Examples of a Few Post-Roman World Empires:
Holy Roman Empire: Middle Ages
Byzantine Empire: Middle Ages
Mongol Empire: Middle Ages
Umayyad Caliphate Empire: Post Mohammed Death
Russian Empire (18th Century)
Ottoman Empire (17th through 18th Century)
Spanish Empire (15th through 17th Century)
British Empire (18th and 19th Century)
Second French Empire (19th Century)
American Empire (20th)
The Stone Cut Out of the Mountain (44-45)
Finally, there was a stone cut out of the mountain. It represented a completely different kind of a Kingdom made up of a completely different substance. It was the Messianic Kingdom which would be set up during the days of those crumbling empires, kings, and kingdoms.
The nature of the Kingdom would be:
While the "cut stone" Kingdom would co-exist with statue kingdoms, in the end, the "cut stone" Kingdom would ultimately prevail and the other kingdoms would end up being no more. Daniel assured the king that the dream he had dreamed along with its interpretation was going to be a certainty.
In essence, Daniel was prophesying that the church and God's people would ultimately prevail over all oppressive regimes and empires and Jesus would one day become King of all. The great empires would finally become dust.

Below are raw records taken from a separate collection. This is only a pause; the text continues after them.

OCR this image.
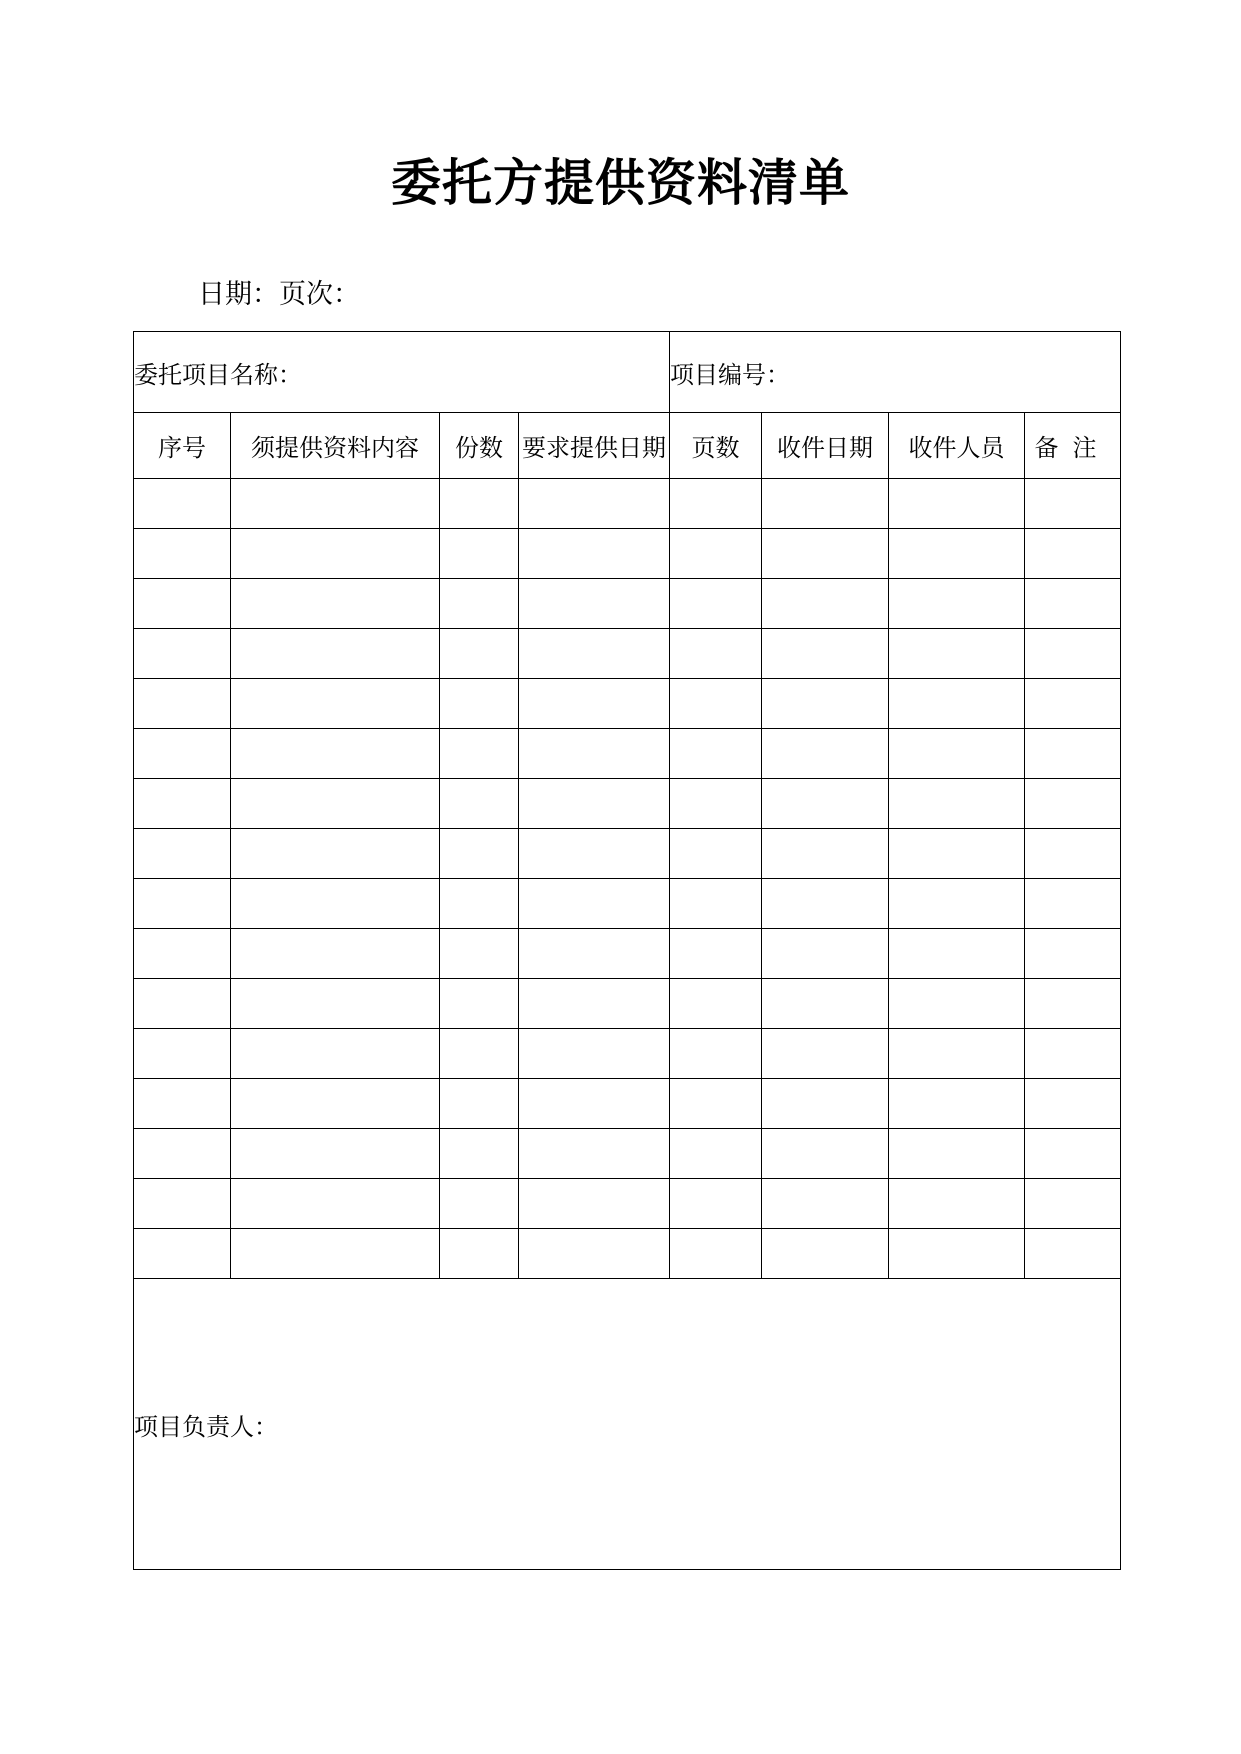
委托方提供资料清单
日期：页次：
委托项目名称：				项目编号：			
序号	须提供资料内容	份数	要求提供日期	页数	收件日期	收件人员	备注

项目负责人：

The Humility of Nebuchadnezzar (46-49)
Nebuchadnezzar fell on his face and honored Daniel as the representative of Yahweh. He then began to give Daniel god-like worship (46). It would seem Daniel said something to Nebuchadnezzar which changed the king from worshiping Daniel to causing the king to answer Daniel and acknowledge:
a) Daniel's God was the true God
b) Daniel's God was the true King
c) Daniel's God was the true Revealer of mysteries (47)
Daniel was then given high honor, great gifts, and an extraordinary promotion as governor of Babylon and chief of the wise men (48).
Daniel remembered his friends and had them appointed his officers to do his job while he remained at court to serve the king personally (49).